Не знаю! Ничего я не знаю, мужчина!
(Кричит.)
И почему вы решили, что меня зовут Лепорелло?
Человек
(вдруг соскочил с ходулей и схватил Лепорелло за горло).
Дурака из меня делаешь!
Лепорелло
(
истерически
). Я вас не знаю! Я просто пришел поглядеть из любопытства! Кто же это, думаю, мне звонит. Отпустите!
Человек
(
шепчет
). Ты сразу понял, что звоню я, Лепорелло, а все-таки понадеялся: вдруг ошибочка… Но когда ты увидел мою голову, вознесенную к небесам, мое лицо – прекрасное, слегка постаревшее лицо…
Лепорелло
. Попрошу держаться в рамках! И
вообще,
мужчина, вы о чем-то все говорите, а я вас не понимаю!.. (
Раздельно
.) Я заведую фотоателье.
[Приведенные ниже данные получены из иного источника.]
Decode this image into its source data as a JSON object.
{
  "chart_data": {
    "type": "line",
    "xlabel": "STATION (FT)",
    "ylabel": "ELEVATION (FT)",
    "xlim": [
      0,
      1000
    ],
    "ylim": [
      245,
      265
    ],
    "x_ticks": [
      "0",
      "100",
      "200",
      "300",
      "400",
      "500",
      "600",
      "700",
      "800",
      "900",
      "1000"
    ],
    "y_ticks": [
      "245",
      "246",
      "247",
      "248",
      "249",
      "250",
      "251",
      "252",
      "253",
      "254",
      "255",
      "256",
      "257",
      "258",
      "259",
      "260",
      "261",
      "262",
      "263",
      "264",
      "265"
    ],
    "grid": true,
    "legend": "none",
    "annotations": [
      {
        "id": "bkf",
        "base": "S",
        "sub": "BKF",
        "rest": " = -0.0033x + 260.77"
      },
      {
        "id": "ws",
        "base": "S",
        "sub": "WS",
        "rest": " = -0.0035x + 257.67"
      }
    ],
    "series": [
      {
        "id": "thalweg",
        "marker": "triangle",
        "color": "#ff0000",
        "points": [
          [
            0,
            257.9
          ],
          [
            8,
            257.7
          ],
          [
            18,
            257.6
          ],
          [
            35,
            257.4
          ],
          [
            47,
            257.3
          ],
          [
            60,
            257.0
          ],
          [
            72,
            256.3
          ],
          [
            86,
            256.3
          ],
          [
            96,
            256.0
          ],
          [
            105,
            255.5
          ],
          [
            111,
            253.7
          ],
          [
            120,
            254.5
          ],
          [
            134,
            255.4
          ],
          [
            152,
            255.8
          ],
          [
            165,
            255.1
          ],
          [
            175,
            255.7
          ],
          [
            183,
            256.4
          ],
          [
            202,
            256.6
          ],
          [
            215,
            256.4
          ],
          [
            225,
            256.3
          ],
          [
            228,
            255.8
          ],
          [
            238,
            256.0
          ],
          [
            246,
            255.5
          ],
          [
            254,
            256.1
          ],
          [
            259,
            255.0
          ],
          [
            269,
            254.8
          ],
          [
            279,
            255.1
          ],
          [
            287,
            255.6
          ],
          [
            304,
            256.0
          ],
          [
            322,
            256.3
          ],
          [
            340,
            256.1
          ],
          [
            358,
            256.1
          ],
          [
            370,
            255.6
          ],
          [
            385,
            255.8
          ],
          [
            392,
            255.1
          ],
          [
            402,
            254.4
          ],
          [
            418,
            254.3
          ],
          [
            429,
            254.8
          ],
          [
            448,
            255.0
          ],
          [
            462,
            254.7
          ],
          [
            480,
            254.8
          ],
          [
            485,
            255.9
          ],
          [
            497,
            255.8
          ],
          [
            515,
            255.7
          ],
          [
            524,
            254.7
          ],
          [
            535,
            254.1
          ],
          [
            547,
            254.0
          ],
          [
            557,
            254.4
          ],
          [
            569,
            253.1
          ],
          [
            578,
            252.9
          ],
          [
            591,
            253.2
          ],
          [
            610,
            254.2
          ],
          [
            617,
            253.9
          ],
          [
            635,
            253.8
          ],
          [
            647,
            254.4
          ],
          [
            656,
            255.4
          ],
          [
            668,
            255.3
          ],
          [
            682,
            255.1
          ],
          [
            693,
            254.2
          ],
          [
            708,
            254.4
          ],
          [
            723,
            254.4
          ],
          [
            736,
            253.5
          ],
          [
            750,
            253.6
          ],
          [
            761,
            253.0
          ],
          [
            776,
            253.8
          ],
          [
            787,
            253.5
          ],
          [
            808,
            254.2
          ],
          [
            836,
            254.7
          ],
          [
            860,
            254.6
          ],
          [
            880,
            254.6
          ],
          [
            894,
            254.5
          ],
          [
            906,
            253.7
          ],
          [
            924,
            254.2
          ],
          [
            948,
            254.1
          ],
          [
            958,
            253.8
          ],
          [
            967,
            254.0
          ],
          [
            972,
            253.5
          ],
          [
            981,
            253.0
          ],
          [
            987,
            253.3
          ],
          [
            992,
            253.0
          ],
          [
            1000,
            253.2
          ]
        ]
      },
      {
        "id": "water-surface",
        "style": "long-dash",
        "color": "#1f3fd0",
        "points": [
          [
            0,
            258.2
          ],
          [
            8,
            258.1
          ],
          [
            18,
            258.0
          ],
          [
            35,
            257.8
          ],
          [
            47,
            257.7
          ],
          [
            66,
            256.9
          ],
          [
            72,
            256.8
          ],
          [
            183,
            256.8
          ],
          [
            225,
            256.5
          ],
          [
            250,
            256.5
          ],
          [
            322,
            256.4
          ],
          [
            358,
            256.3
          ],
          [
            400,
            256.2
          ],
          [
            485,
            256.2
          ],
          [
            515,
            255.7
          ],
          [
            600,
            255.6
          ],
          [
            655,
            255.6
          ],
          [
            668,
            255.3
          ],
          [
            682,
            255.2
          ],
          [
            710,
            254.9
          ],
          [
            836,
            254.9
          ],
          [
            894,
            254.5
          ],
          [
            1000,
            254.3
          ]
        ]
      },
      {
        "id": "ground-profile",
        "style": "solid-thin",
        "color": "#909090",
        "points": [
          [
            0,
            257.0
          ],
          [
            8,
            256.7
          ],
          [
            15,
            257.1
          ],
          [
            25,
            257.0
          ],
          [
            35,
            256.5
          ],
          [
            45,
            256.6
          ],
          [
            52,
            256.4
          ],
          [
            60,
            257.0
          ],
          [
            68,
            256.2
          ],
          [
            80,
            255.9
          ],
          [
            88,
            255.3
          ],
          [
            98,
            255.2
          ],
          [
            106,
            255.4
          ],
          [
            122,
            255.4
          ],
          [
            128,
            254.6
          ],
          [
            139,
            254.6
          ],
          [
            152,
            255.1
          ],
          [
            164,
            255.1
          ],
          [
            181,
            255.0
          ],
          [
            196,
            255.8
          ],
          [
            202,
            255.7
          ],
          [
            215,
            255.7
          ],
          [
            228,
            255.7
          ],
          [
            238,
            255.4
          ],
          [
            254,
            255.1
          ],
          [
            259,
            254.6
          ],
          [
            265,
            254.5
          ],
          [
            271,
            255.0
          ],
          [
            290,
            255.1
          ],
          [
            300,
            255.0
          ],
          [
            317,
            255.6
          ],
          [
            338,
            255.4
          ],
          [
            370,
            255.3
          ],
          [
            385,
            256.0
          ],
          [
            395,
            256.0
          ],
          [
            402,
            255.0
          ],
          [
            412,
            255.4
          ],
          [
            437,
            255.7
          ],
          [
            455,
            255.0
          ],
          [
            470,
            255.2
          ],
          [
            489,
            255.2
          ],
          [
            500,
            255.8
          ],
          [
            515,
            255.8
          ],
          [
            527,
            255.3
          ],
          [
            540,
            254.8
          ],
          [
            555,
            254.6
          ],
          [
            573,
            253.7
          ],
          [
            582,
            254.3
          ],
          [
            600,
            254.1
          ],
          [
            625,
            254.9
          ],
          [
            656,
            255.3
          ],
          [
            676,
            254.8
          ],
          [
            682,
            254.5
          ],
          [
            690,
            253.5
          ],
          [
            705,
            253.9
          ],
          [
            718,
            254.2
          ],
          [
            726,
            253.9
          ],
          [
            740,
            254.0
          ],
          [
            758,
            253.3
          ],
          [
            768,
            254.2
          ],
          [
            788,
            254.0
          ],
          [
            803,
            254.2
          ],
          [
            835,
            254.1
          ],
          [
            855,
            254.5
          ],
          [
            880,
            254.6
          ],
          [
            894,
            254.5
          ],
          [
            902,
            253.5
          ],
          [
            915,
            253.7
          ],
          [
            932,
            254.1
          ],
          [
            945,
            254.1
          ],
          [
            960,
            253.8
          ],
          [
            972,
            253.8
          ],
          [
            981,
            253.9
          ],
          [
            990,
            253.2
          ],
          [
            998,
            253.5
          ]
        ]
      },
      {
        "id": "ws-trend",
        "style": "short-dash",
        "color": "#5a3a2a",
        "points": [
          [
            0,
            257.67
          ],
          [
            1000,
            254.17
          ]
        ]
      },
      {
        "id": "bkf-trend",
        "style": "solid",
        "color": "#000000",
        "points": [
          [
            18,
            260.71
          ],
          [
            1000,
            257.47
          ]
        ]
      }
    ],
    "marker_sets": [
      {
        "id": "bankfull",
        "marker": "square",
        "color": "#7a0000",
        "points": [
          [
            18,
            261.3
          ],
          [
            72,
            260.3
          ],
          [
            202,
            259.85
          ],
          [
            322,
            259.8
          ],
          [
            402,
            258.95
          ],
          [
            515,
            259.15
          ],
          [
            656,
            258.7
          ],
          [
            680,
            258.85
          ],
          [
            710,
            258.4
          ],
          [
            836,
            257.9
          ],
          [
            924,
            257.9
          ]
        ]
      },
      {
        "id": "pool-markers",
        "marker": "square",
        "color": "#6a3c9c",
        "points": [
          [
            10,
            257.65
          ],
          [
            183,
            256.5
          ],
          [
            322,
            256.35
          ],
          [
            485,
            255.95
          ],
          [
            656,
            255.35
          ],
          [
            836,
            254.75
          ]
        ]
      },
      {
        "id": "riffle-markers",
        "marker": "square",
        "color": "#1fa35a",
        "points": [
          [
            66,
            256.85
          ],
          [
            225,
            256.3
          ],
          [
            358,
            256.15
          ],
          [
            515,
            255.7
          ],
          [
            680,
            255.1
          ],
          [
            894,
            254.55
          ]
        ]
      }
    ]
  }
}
Я иду парком на совещание!.. Вам понятно? (
Жалостливо
.) Фотографировать – одни неприятности. Люди видят себя ну совершенно иными, чем они есть на самом деле. Брюнет к тебе с претензией, почему запечатлели чересчур темным, блондин – почему он вышел светлым, лысые хотят быть на фото с волосами, а толстые… – сумасшедший дом! Я пошел.
(Ион побежал.)
Отпустите! Я вас не знаю!
Человек догнал его в два прыжка.
Если вы у нас фотографировались, если у вас жалоба – предъявите квитанцию! Ну, где ваш квиток? Где? Нету! Значит, дел у вас ко мне никаких! И с приветом, Вася!
Человек
(не выпуская его).
Я очень постарел, я не похож на себя?
Лепорелло
. Непохожи! Совсем непохожи! Я вас не помню.
(Кричит.)
Отпустите!
Человек
. Ах, не помнишь! Сукин сын! А тысяча шестьсот тридцать второй год!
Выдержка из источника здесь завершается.